For instance, if you wanted to issue a press release touting accomplishment X, you first had to check with the division that did X. Then you had to check with your agency’s general counsel. Then you had to check with the White House. The White House would put you on hold while it checked with both its political operation and its office of legal affairs. Only when everyone had signed off in this heavily vetted and lawyered process could you put out your press release about accomplishment X, via your agency’s public affairs department.
Why did this tedious process exist? Lots of reasons. One of them is that the government has incredible power to move markets. You cannot foreclose the possibility of insider trading on the part of government employees who are privy to sensitive information. But by using a structured process with clearly defined points of accountability, you could at least prevent people in the government from manipulating markets and creating liquidity events.

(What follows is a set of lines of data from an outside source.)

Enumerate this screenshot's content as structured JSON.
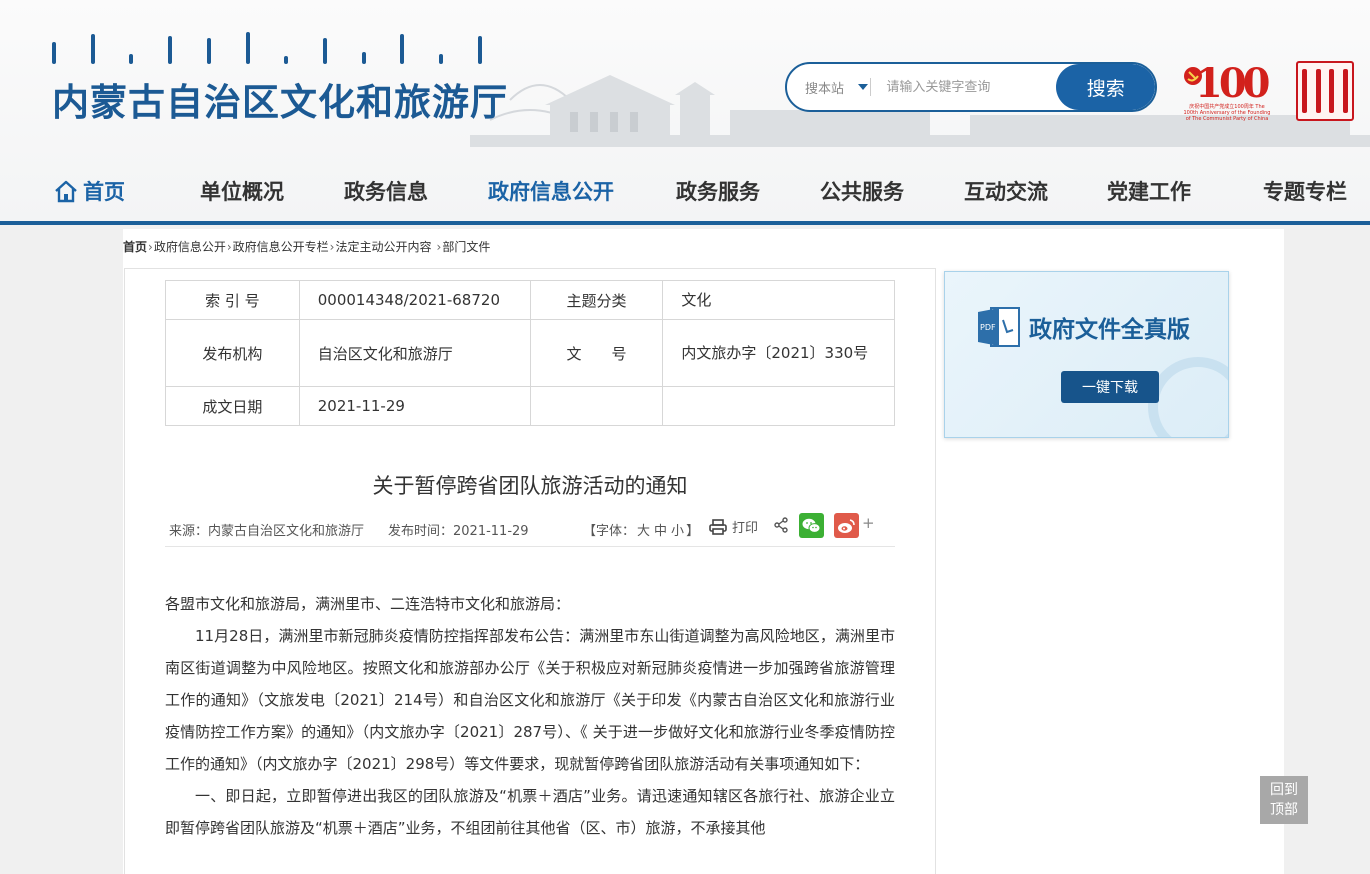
{
  "header": {
    "site_title": "内蒙古自治区文化和旅游厅",
    "search": {
      "scope_label": "搜本站",
      "placeholder": "请输入关键字查询",
      "button_label": "搜索"
    },
    "party_logo": {
      "number": "100",
      "caption": "庆祝中国共产党成立100周年 The 100th Anniversary of the Founding of The Communist Party of China"
    }
  },
  "nav": {
    "home": "首页",
    "items": [
      "单位概况",
      "政务信息",
      "政府信息公开",
      "政务服务",
      "公共服务",
      "互动交流",
      "党建工作",
      "专题专栏"
    ],
    "active": "政府信息公开"
  },
  "breadcrumb": [
    "首页",
    "政府信息公开",
    "政府信息公开专栏",
    "法定主动公开内容",
    "部门文件"
  ],
  "meta": {
    "index_label": "索 引 号",
    "index_value": "000014348/2021-68720",
    "topic_label": "主题分类",
    "topic_value": "文化",
    "org_label": "发布机构",
    "org_value": "自治区文化和旅游厅",
    "docno_label": "文　　号",
    "docno_value": "内文旅办字〔2021〕330号",
    "date_label": "成文日期",
    "date_value": "2021-11-29"
  },
  "article": {
    "title": "关于暂停跨省团队旅游活动的通知",
    "source": "来源：内蒙古自治区文化和旅游厅",
    "publish_time": "发布时间：2021-11-29",
    "font_ctrl_prefix": "【字体：",
    "font_sizes": [
      "大",
      "中",
      "小"
    ],
    "font_ctrl_suffix": "】",
    "print_label": "打印",
    "more_share": "+",
    "paragraphs": [
      "各盟市文化和旅游局，满洲里市、二连浩特市文化和旅游局：",
      "11月28日，满洲里市新冠肺炎疫情防控指挥部发布公告：满洲里市东山街道调整为高风险地区，满洲里市南区街道调整为中风险地区。按照文化和旅游部办公厅《关于积极应对新冠肺炎疫情进一步加强跨省旅游管理工作的通知》（文旅发电〔2021〕214号）和自治区文化和旅游厅《关于印发《内蒙古自治区文化和旅游行业疫情防控工作方案》的通知》（内文旅办字〔2021〕287号）、《 关于进一步做好文化和旅游行业冬季疫情防控工作的通知》（内文旅办字〔2021〕298号）等文件要求，现就暂停跨省团队旅游活动有关事项通知如下：",
      "一、即日起，立即暂停进出我区的团队旅游及“机票＋酒店”业务。请迅速通知辖区各旅行社、旅游企业立即暂停跨省团队旅游及“机票＋酒店”业务，不组团前往其他省（区、市）旅游，不承接其他"
    ]
  },
  "sidebar": {
    "pdf_icon_label": "PDF",
    "pdf_title": "政府文件全真版",
    "download_label": "一键下载"
  },
  "back_top": [
    "回到",
    "顶部"
  ],
  "colors": {
    "brand_blue": "#1b5f99",
    "search_button": "#1b63a6",
    "party_red": "#d2211c",
    "wechat_green": "#3cb034",
    "weibo_red": "#e05a4a"
  }
}
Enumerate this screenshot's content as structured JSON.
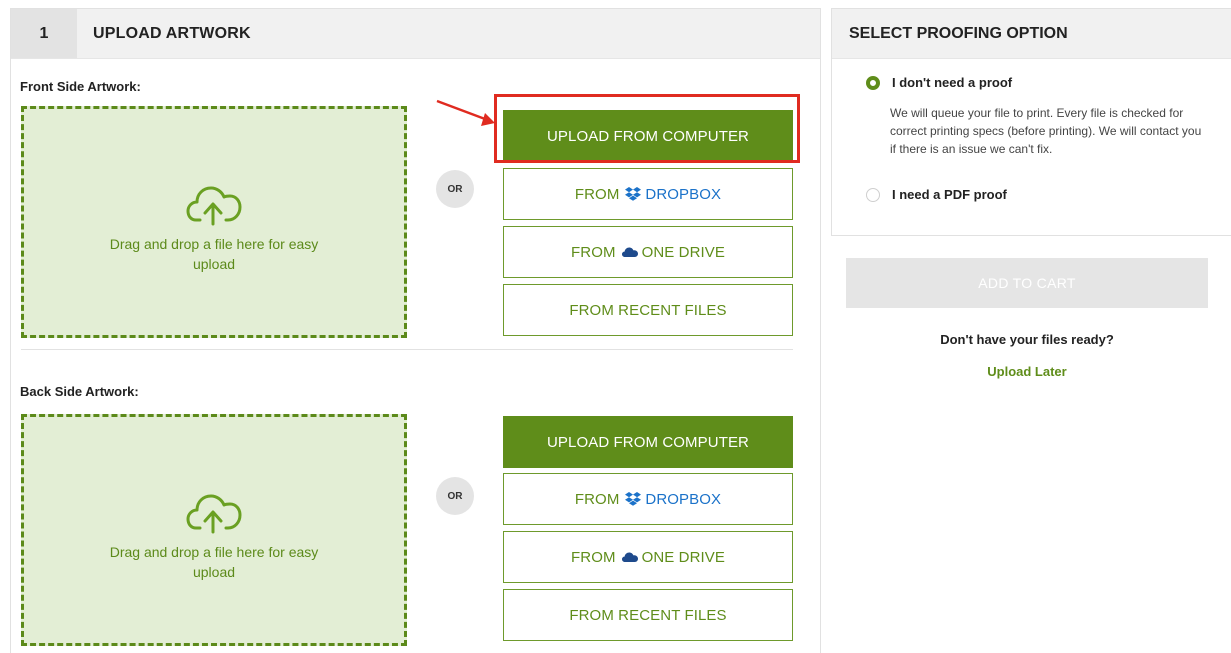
{
  "upload_panel": {
    "step_number": "1",
    "title": "UPLOAD ARTWORK",
    "front": {
      "label": "Front Side Artwork:",
      "dropzone_text": "Drag and drop a file here for easy upload",
      "or_label": "OR",
      "upload_computer": "UPLOAD FROM COMPUTER",
      "from_label": "FROM",
      "dropbox_label": "DROPBOX",
      "onedrive_label": "ONE DRIVE",
      "recent_files": "FROM RECENT FILES"
    },
    "back": {
      "label": "Back Side Artwork:",
      "dropzone_text": "Drag and drop a file here for easy upload",
      "or_label": "OR",
      "upload_computer": "UPLOAD FROM COMPUTER",
      "from_label": "FROM",
      "dropbox_label": "DROPBOX",
      "onedrive_label": "ONE DRIVE",
      "recent_files": "FROM RECENT FILES"
    }
  },
  "proofing_panel": {
    "title": "SELECT PROOFING OPTION",
    "options": [
      {
        "label": "I don't need a proof",
        "selected": true,
        "description": "We will queue your file to print. Every file is checked for correct printing specs (before printing). We will contact you if there is an issue we can't fix."
      },
      {
        "label": "I need a PDF proof",
        "selected": false
      }
    ]
  },
  "cart": {
    "add_to_cart": "ADD TO CART",
    "not_ready_text": "Don't have your files ready?",
    "upload_later": "Upload Later"
  },
  "colors": {
    "brand_green": "#5f8d1a",
    "dropzone_bg": "#e3eed5",
    "dropbox_blue": "#1b72c9",
    "annotation_red": "#e02b20"
  },
  "icons": {
    "cloud_upload": "cloud-upload-icon",
    "dropbox": "dropbox-icon",
    "onedrive": "onedrive-icon",
    "annotation_arrow": "annotation-arrow-icon"
  }
}
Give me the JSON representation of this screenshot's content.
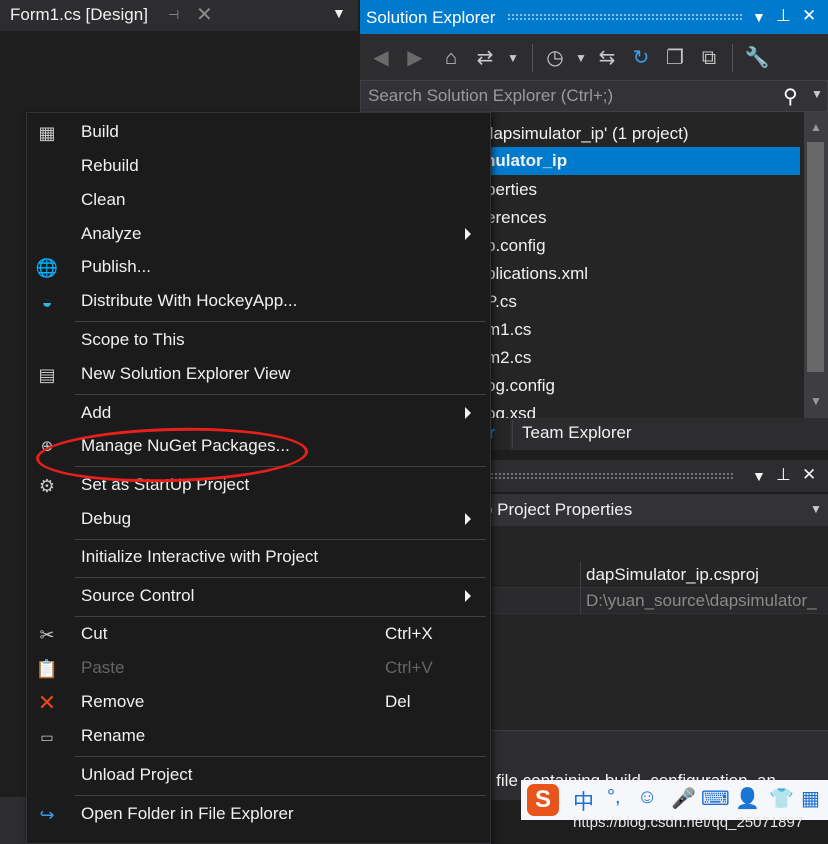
{
  "design_tab": {
    "title": "Form1.cs [Design]"
  },
  "solution_explorer": {
    "title": "Solution Explorer",
    "search_placeholder": "Search Solution Explorer (Ctrl+;)",
    "tree": [
      {
        "text": "dapsimulator_ip' (1 project)",
        "selected": false
      },
      {
        "text": "nulator_ip",
        "selected": true
      },
      {
        "text": "perties",
        "selected": false
      },
      {
        "text": "erences",
        "selected": false
      },
      {
        "text": "p.config",
        "selected": false
      },
      {
        "text": "plications.xml",
        "selected": false
      },
      {
        "text": "P.cs",
        "selected": false
      },
      {
        "text": "m1.cs",
        "selected": false
      },
      {
        "text": "m2.cs",
        "selected": false
      },
      {
        "text": "og.config",
        "selected": false
      },
      {
        "text": "og.xsd",
        "selected": false
      }
    ],
    "tabs": {
      "active": "er",
      "other": "Team Explorer"
    }
  },
  "properties": {
    "object_title_bold": "p",
    "object_title": "Project Properties",
    "rows": [
      {
        "value": "dapSimulator_ip.csproj",
        "color": "#f1f1f1"
      },
      {
        "value": "D:\\yuan_source\\dapsimulator_",
        "color": "#8a8a8a"
      }
    ],
    "description": "e file containing build, configuration, an"
  },
  "context_menu": {
    "items": [
      {
        "id": "build",
        "label": "Build",
        "icon": "build-icon"
      },
      {
        "id": "rebuild",
        "label": "Rebuild"
      },
      {
        "id": "clean",
        "label": "Clean"
      },
      {
        "id": "analyze",
        "label": "Analyze",
        "submenu": true
      },
      {
        "id": "publish",
        "label": "Publish...",
        "icon": "globe-icon"
      },
      {
        "id": "distribute",
        "label": "Distribute With HockeyApp...",
        "icon": "hockeyapp-icon"
      },
      {
        "id": "scope",
        "label": "Scope to This"
      },
      {
        "id": "new-se-view",
        "label": "New Solution Explorer View",
        "icon": "new-view-icon"
      },
      {
        "id": "add",
        "label": "Add",
        "submenu": true
      },
      {
        "id": "nuget",
        "label": "Manage NuGet Packages...",
        "icon": "nuget-icon"
      },
      {
        "id": "startup",
        "label": "Set as StartUp Project",
        "icon": "gear-icon"
      },
      {
        "id": "debug",
        "label": "Debug",
        "submenu": true
      },
      {
        "id": "interactive",
        "label": "Initialize Interactive with Project"
      },
      {
        "id": "source-control",
        "label": "Source Control",
        "submenu": true
      },
      {
        "id": "cut",
        "label": "Cut",
        "shortcut": "Ctrl+X",
        "icon": "scissors-icon"
      },
      {
        "id": "paste",
        "label": "Paste",
        "shortcut": "Ctrl+V",
        "icon": "clipboard-icon",
        "disabled": true
      },
      {
        "id": "remove",
        "label": "Remove",
        "shortcut": "Del",
        "icon": "remove-icon"
      },
      {
        "id": "rename",
        "label": "Rename",
        "icon": "rename-icon"
      },
      {
        "id": "unload",
        "label": "Unload Project"
      },
      {
        "id": "open-folder",
        "label": "Open Folder in File Explorer",
        "icon": "refresh-arrow-icon"
      }
    ]
  },
  "ime_bar": {
    "logo": "S",
    "lang": "中",
    "punct": "°,"
  },
  "watermark": "https://blog.csdn.net/qq_25071897",
  "colors": {
    "accent": "#007acc",
    "menu_bg": "#1b1b1c",
    "annotation": "#e8201c"
  }
}
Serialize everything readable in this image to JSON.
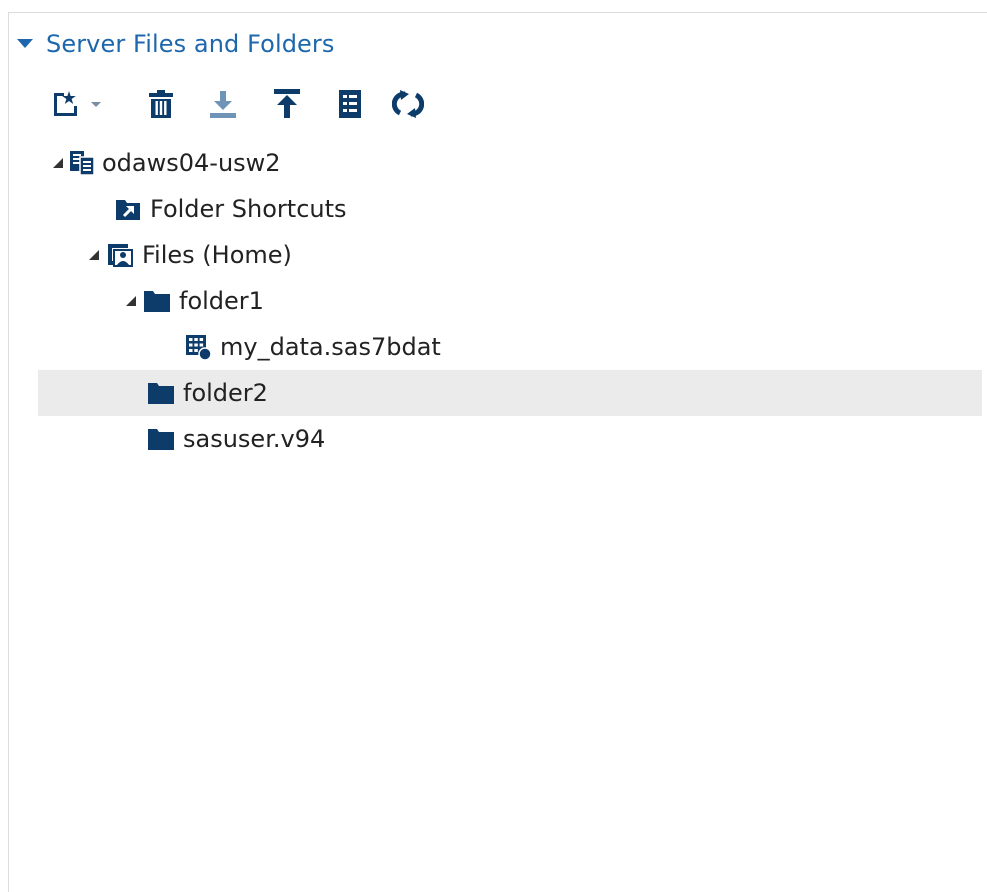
{
  "panel": {
    "title": "Server Files and Folders"
  },
  "toolbar": {
    "buttons": [
      {
        "id": "new",
        "icon": "new-item-icon"
      },
      {
        "id": "delete",
        "icon": "trash-icon"
      },
      {
        "id": "download",
        "icon": "download-icon"
      },
      {
        "id": "upload",
        "icon": "upload-icon"
      },
      {
        "id": "properties",
        "icon": "properties-icon"
      },
      {
        "id": "refresh",
        "icon": "refresh-icon"
      }
    ]
  },
  "tree": {
    "selected": "folder2",
    "nodes": [
      {
        "label": "odaws04-usw2",
        "icon": "server-icon",
        "expanded": true
      },
      {
        "label": "Folder Shortcuts",
        "icon": "folder-shortcut-icon"
      },
      {
        "label": "Files (Home)",
        "icon": "home-files-icon",
        "expanded": true
      },
      {
        "label": "folder1",
        "icon": "folder-icon",
        "expanded": true
      },
      {
        "label": "my_data.sas7bdat",
        "icon": "dataset-icon"
      },
      {
        "label": "folder2",
        "icon": "folder-icon"
      },
      {
        "label": "sasuser.v94",
        "icon": "folder-icon"
      }
    ]
  },
  "colors": {
    "accent": "#1d67ad",
    "icon": "#0e3c6a",
    "selection": "#ebebeb"
  }
}
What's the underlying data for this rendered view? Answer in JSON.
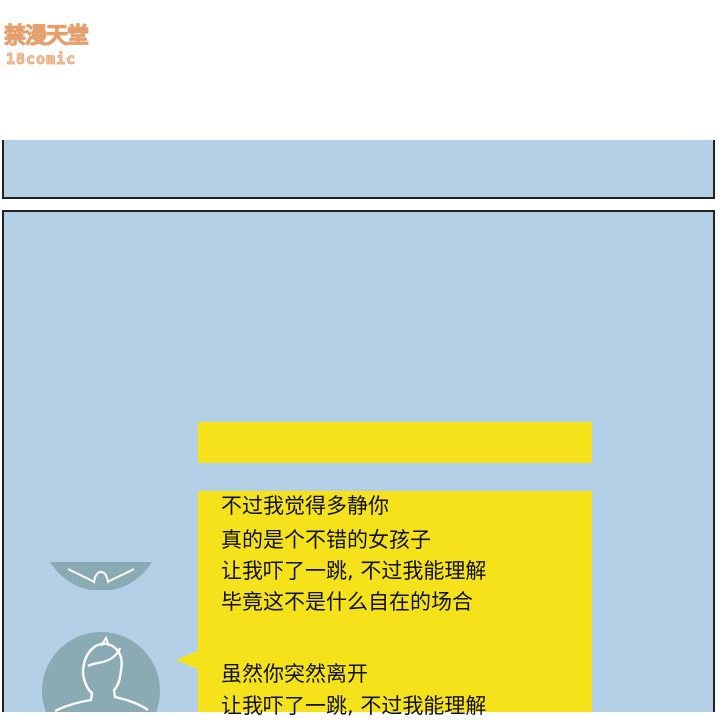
{
  "watermark": {
    "site_name": "禁漫天堂",
    "site_domain": "18comic"
  },
  "dialogue": {
    "lines": [
      "不过我觉得多静你",
      "真的是个不错的女孩子",
      "让我吓了一跳, 不过我能理解",
      "毕竟这不是什么自在的场合",
      "虽然你突然离开",
      "让我吓了一跳, 不过我能理解"
    ]
  },
  "colors": {
    "panel_background": "#b3d0e7",
    "bubble": "#f5e21a",
    "avatar": "#8aaab4",
    "watermark": "#f7c9a3"
  },
  "icons": {
    "avatar_top": "person-avatar-icon",
    "avatar_bottom": "person-avatar-icon"
  }
}
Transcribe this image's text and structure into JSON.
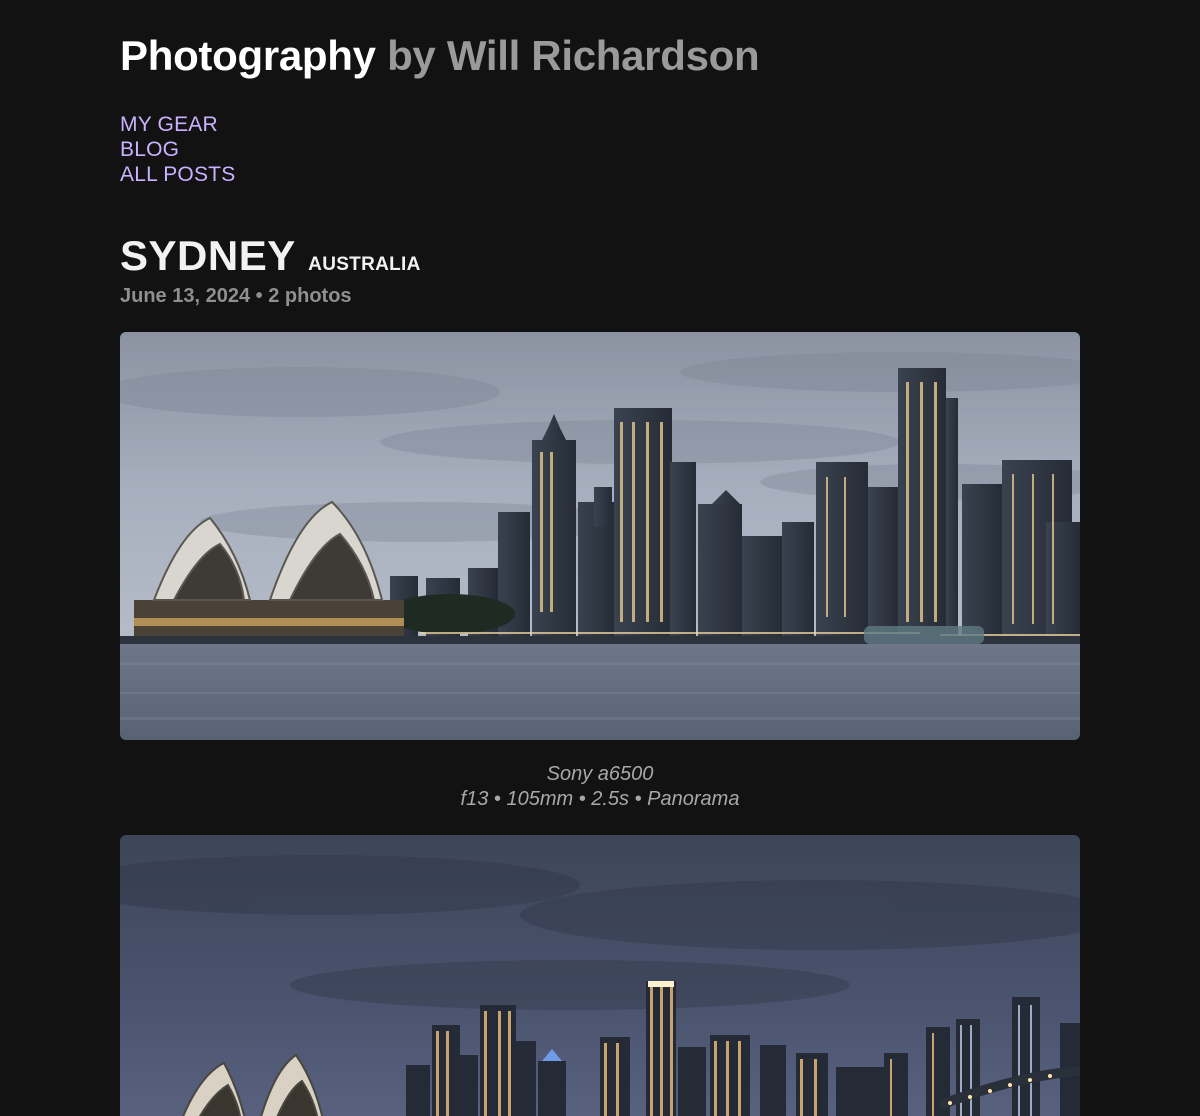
{
  "header": {
    "title_main": "Photography",
    "title_by": "by Will Richardson"
  },
  "nav": {
    "items": [
      {
        "label": "MY GEAR"
      },
      {
        "label": "BLOG"
      },
      {
        "label": "ALL POSTS"
      }
    ]
  },
  "post": {
    "title": "SYDNEY",
    "country": "AUSTRALIA",
    "meta": "June 13, 2024 • 2 photos"
  },
  "photos": [
    {
      "camera": "Sony a6500",
      "settings": "f13 • 105mm • 2.5s • Panorama"
    }
  ],
  "colors": {
    "background": "#121212",
    "link": "#c9b2ff",
    "muted": "#9a9a9a"
  }
}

Today, cabinet members just take out their phones and tweet stuff. YOLO, I guess.
The old way of doing government was clunky and inefficient. There was a ton of friction built into the system to force people with power to behave ethically.
The Trump administration dispensed with all of that. Secretary of Energy Christopher Wright’s tweet is of a piece with the destruction of the Hatch Act, the use of Signal to circumvent laws about the preservation of government records, the idea that there is separation between the Department of Justice and White House, the conception of the FBI as a non-partisan law enforcement agency, et cetera et cetera.
All those norms are gone. Totally and completely obliterated. In return we have seen industrial-scale government corruption unlike anything in our nation’s history.
And here’s the thing: The public has basically accepted it.
So why would any future administration act differently?
America was run on the honor system. That system has been broken. It will not come back. The best we can hope for is to have one political party which adheres to norms and processes while the other luxuriates in corruption.
Which is to say: The best we can hope for is a system that adheres to the rule of law sometimes.
Good luck with that.
Yeah - good luck to us all. We’re going to need it.